Although FPO party leader Heinz-Christian Strache is an avowed Eurosceptic, he has called for continental cooperation in dealing with incarceration for Muslim extremists, and a common European super prison for Muslim villains.
Blasting the weak response to the migrant crisis and transnational extremism, Mr. Strache called for a prison to be built on an island like Italy’s Lampedusa, or one of the Greek Islands. He said they should be used to house ‘European’ extremists returning to the continent from fighting jihad with the Islamic State and others convicted of terror offences, reports TheLocal.at.
Mr. Strache said of the crisis: “It is now high time for our government and the EU to take action against Islamist terror, apply existing laws and protect borders”.

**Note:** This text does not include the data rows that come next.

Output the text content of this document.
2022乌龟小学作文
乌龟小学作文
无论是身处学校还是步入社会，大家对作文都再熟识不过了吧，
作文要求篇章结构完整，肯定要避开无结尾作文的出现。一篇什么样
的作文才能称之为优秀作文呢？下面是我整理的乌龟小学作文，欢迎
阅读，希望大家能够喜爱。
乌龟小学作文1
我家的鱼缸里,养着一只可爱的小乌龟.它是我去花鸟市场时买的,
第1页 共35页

“European governments have just stood by during the mass immigration from Islamic countries and these people’s refusal to integrate over decades, wondering why there are so-called ‘no-go areas’ in many cities where the rule of law has de facto been replaced by sharia”. Strache called for “fortress Europe” around the borders of the political bloc.
Wherever the prison would be situated, Mr. Strache said the territory should become stateless and independent of the host nation, instead being managed as a European Union prison, or even becoming its own prison-state, with independent borders and laws. Despite the obvious paralels, the FPO leader did not make a comparison with the American prison camp in Cuba, Guantanamo bay, reports Der Kronen Zeitung.

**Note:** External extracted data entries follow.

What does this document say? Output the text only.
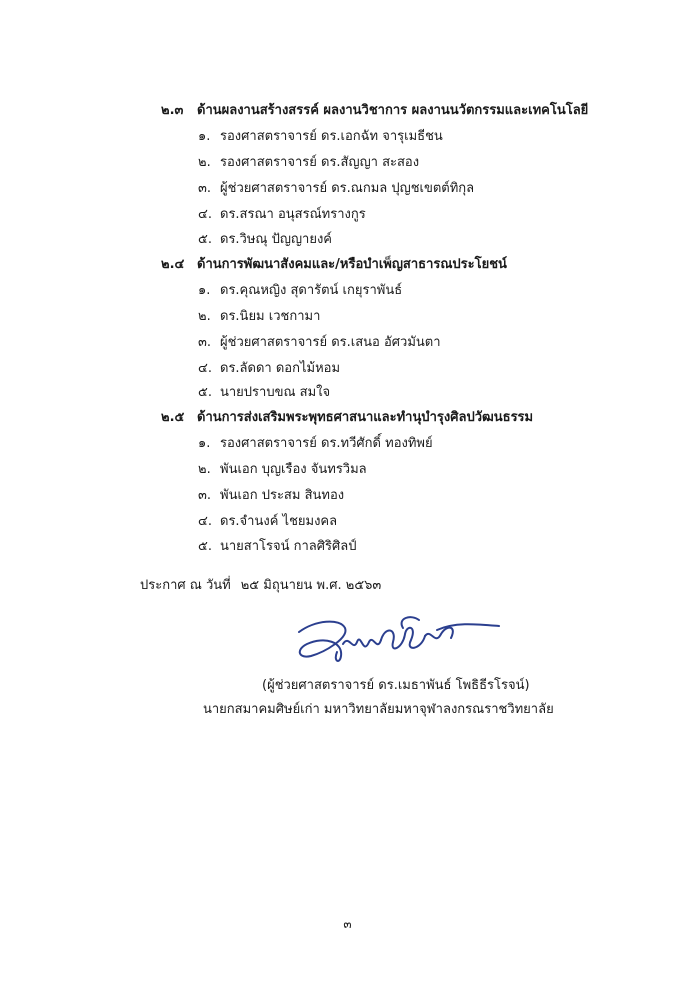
๒.๓ ด้านผลงานสร้างสรรค์ ผลงานวิชาการ ผลงานนวัตกรรมและเทคโนโลยี
๑. รองศาสตราจารย์ ดร.เอกฉัท จารุเมธีชน
๒. รองศาสตราจารย์ ดร.สัญญา สะสอง
๓. ผู้ช่วยศาสตราจารย์ ดร.ณกมล ปุญชเขตต์ทิกุล
๔. ดร.สรณา อนุสรณ์ทรางกูร
๕. ดร.วิษณุ ปัญญายงค์
๒.๔ ด้านการพัฒนาสังคมและ/หรือบำเพ็ญสาธารณประโยชน์
๑. ดร.คุณหญิง สุดารัตน์ เกยุราพันธ์
๒. ดร.นิยม เวชกามา
๓. ผู้ช่วยศาสตราจารย์ ดร.เสนอ อัศวมันตา
๔. ดร.ลัดดา ดอกไม้หอม
๕. นายปราบขณ สมใจ
๒.๕ ด้านการส่งเสริมพระพุทธศาสนาและทำนุบำรุงศิลปวัฒนธรรม
๑. รองศาสตราจารย์ ดร.ทวีศักดิ์ ทองทิพย์
๒. พันเอก บุญเรือง จันทรวิมล
๓. พันเอก ประสม สินทอง
๔. ดร.จำนงค์ ไชยมงคล
๕. นายสาโรจน์ กาลศิริศิลป์
ประกาศ ณ วันที่ ๒๕ มิถุนายน พ.ศ. ๒๕๖๓
(ผู้ช่วยศาสตราจารย์ ดร.เมธาพันธ์ โพธิธีรโรจน์)
นายกสมาคมศิษย์เก่า มหาวิทยาลัยมหาจุฬาลงกรณราชวิทยาลัย
๓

Placing dangerous political prisoners in exile in the Mediterranean has precedence in Europe, but the past holds important lessons for today’s would-be island gaolers. The defeated Emperor and would be European dictator Napoleon was banished to the island of Elba by the British and their Allies in 1814 after Paris fell, but despite the island being defended by the Royal Navy he enjoyed too much liberty and soon escaped.
Leading an insurgency and retaking Paris in 1815, Napoleon was only defeated by a coalition of Allied forces at the battle of Waterloo, before being again exiled to the Mediterranean — and this time for good.
The Freedom party’s Heinz-Christian Strache may soon be in a stronger position to influence such European policy. Recent polls and local election results have seen them riding high on the back of anti-Migrant sentiment, and the party took over 30 per cent of the vote in September’s local elections.